Investigators arrested 13 people Wednesday and raided several locations nationwide in connection with extortion activities targeting users of a telephone chat service in more than 30 prefectures, police sources said.
Altogether, hundreds of millions of yen may have been swindled through the operation, they said.
Those arrested by a joint Miyagi, Aichi and Gifu prefectural police team include company employees Nobuyuki Kankawa, 26, Megumi Gen, 25, and Mikiko Monma, 23, all from Tokyo, as well as three unnamed juveniles. All are being held on suspicion of fraud.
Warrants were being prepared for others suspected of belonging to the same group, the sources said. The locations raided included the office of Groovin', a company in Tokyo's Shibuya Ward. Police were also preparing a warrant for the firm's 27-year-old president, whose whereabouts are not known, they said. His name was not released.

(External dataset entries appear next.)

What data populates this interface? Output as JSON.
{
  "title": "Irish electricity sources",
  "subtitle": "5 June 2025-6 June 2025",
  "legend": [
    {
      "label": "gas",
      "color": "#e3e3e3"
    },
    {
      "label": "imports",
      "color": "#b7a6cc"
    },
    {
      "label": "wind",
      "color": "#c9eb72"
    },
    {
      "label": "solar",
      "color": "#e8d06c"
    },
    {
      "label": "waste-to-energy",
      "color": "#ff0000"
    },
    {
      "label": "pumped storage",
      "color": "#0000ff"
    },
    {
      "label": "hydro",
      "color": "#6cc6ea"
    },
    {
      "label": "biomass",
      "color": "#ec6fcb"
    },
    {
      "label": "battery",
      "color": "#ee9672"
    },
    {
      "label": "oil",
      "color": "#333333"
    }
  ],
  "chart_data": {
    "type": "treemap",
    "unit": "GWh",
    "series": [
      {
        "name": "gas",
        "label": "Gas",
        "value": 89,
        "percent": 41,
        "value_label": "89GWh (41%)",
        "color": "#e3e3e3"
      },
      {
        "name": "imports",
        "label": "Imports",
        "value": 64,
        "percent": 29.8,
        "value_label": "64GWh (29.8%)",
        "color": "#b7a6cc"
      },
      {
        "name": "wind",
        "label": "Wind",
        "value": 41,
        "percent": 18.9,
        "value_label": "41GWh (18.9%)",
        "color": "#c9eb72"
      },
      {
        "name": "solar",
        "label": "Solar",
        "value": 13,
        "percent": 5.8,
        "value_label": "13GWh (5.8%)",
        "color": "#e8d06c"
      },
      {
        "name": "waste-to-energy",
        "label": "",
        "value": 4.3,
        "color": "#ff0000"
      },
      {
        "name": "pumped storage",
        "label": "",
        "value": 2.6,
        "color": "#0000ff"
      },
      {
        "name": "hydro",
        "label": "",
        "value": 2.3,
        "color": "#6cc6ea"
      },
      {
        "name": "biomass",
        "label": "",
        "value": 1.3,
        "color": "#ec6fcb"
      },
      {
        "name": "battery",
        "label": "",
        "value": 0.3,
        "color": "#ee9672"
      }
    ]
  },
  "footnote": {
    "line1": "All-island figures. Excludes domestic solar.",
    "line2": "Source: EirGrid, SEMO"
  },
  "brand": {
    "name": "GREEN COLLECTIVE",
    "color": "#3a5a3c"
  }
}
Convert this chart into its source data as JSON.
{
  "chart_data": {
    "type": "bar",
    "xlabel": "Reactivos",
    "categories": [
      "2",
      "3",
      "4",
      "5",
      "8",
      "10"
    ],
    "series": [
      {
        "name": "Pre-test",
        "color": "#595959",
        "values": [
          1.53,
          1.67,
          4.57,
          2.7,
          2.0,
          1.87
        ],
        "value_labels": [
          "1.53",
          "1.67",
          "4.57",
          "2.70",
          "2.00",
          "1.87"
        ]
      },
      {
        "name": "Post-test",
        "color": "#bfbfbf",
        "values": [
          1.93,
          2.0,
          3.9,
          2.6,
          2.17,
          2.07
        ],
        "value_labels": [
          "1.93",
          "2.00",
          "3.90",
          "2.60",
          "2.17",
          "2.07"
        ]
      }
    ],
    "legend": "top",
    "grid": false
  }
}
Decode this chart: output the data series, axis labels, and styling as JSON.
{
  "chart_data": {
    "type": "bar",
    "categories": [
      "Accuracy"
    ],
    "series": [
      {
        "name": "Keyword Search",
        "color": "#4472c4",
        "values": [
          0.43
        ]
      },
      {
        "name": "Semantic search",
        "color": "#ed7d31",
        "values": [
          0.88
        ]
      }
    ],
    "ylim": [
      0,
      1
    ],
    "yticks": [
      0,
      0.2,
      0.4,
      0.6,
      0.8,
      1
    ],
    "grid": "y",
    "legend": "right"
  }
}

The sources alleged that the group contacted at least five users of the phone service, including a 21-year-old man residing in Saitama Prefecture, during the period spanning from late January to early this month and falsely told them their chat-line phone bill payments were in arrears.
The group threatened to bring the case to the attention of "those who would collect such debts through unpleasant means" if the money was not repaid, and swindled the five men out of about 247,000 yen in total, the sources said.
The telephone "chat services" usually provide a medium for men and women to talk with each other without knowing the other's identity.
Police are currently looking into how the group managed to get lists of users of these services and exactly how much money was involved, sources said.